The Madragoa Pottery belonged to a large group of small manufacturing units that formed the industrial ceramics nucleus of the Lisbon parishes of Santos-o-Velho and Santa Catarina.
One of the most important of Lisbon, the pottery was located next to the Nossa Senhora da Soledade Convent, better known as the Trinas do Mocambo, and it is possible to identify it in the tile panel of the Panoramic View of Lisbon from the Museu Nacional do Azulejo.
The production of tiles in the Madragoa Pottery went through three generations, beginning with the master potter Bernardo Francisco (1677-1743), followed by his son Francisco de Sales (1707-1763), and by his grandson, the tile painter Veríssimo Xavier de Sales (1736-act.1772).

In the management of these small industrial units, it was practically mandatory that potteries collaborate with others in the large orders for the supply of tiles for palaces and convents. Bernardo Francisco and his successors will focus on cooperating with neighboring Guarda-mor Pottery, directed by his brother-in-law, António Gonçalves (act.1694-1719).

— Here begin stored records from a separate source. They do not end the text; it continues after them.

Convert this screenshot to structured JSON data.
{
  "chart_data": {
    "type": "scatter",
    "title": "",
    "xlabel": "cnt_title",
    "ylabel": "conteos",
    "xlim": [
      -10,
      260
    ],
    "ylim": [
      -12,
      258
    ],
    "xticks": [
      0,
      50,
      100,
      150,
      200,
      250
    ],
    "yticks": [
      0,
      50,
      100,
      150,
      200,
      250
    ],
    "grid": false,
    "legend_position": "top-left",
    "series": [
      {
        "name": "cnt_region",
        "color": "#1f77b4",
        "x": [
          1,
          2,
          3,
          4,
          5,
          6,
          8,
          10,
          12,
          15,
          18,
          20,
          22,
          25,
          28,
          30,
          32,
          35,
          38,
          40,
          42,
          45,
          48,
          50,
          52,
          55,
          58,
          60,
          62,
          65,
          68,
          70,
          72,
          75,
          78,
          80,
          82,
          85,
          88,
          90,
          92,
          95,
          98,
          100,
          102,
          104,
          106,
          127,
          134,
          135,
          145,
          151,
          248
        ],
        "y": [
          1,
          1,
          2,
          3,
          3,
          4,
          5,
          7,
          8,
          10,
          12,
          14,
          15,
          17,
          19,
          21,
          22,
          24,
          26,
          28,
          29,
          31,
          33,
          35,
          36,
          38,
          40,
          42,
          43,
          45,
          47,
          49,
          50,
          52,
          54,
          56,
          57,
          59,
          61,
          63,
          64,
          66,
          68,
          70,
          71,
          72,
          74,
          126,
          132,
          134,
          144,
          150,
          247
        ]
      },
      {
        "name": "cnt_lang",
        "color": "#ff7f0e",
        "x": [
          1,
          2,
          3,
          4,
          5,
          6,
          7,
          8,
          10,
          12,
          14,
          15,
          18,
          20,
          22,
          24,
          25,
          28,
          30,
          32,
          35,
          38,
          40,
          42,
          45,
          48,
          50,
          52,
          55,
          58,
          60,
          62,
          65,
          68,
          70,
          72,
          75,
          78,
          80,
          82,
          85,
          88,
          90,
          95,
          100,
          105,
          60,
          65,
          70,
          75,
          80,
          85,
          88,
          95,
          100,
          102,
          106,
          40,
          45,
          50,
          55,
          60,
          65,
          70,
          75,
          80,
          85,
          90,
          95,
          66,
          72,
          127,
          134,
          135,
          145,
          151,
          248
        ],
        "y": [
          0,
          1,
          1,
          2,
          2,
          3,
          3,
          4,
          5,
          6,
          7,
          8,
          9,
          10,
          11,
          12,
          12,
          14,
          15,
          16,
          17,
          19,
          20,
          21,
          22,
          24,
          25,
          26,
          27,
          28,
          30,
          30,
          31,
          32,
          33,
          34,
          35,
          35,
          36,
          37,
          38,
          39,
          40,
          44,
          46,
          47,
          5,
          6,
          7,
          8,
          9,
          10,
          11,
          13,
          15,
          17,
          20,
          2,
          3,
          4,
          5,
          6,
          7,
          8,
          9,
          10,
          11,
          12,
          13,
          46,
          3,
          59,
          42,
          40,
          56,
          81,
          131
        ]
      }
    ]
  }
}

The tile painter Valentim de Almeida, who was the godfather of a daughter of Bernardo Francisco, established a long collaboration with the Madragoa Pottery. The move of the painter’s family to the parish of Santos-o-Velho was the result of the commission that Valentim de Almeida carried out, for the lower cloister of the Oporto Cathedral, with payments made in 1729-1730.
Everything indicates that together with Francisco de Sales, the eldest son and successor of Bernardo Francisco, Valentim de Almeida and his son-in-law Sebastião Gomes Ferreira painted the tiles for the classrooms of the Espírito Santo College of Évora, between 1744 and 1749.
In 1752, Valentim de Almeida, in partnership with his son Sebastião de Almeida, painted the tiles for the Quinta da Piedade da Póvoa de Santa Iria chapel, in Vila Franca de Xira, a singular work with splendorous colors, carried out in collaboration with the master potter Cláudio Gonçalves (1708-1754).
Xavier Veríssimo de Sales, the oldest son of the master potter Francisco de Sales, was also a tile painter, with a production associated with the master tiler António Manuel Godinho, who granted a loan for the pottery in 1771.
In the last phase of this family dynasty, the master potter Joaquim José Henriques, son-in-law of Sales, worked with the master tiler Francisco Jorge da Costa (1749-1829) and the painter Bernardo José de Sousa (1738-act.1790).
ESSENTIAL BIBLIOGRAPHY
MANGUCCI, Celso. “Olarias de louça e azulejo de Santos-o-Velho dos meados do século XVI aos meados do século XVIII ” in Al-madan, n. 5, 1996, pp. 155-168. ISSN 0871-066X.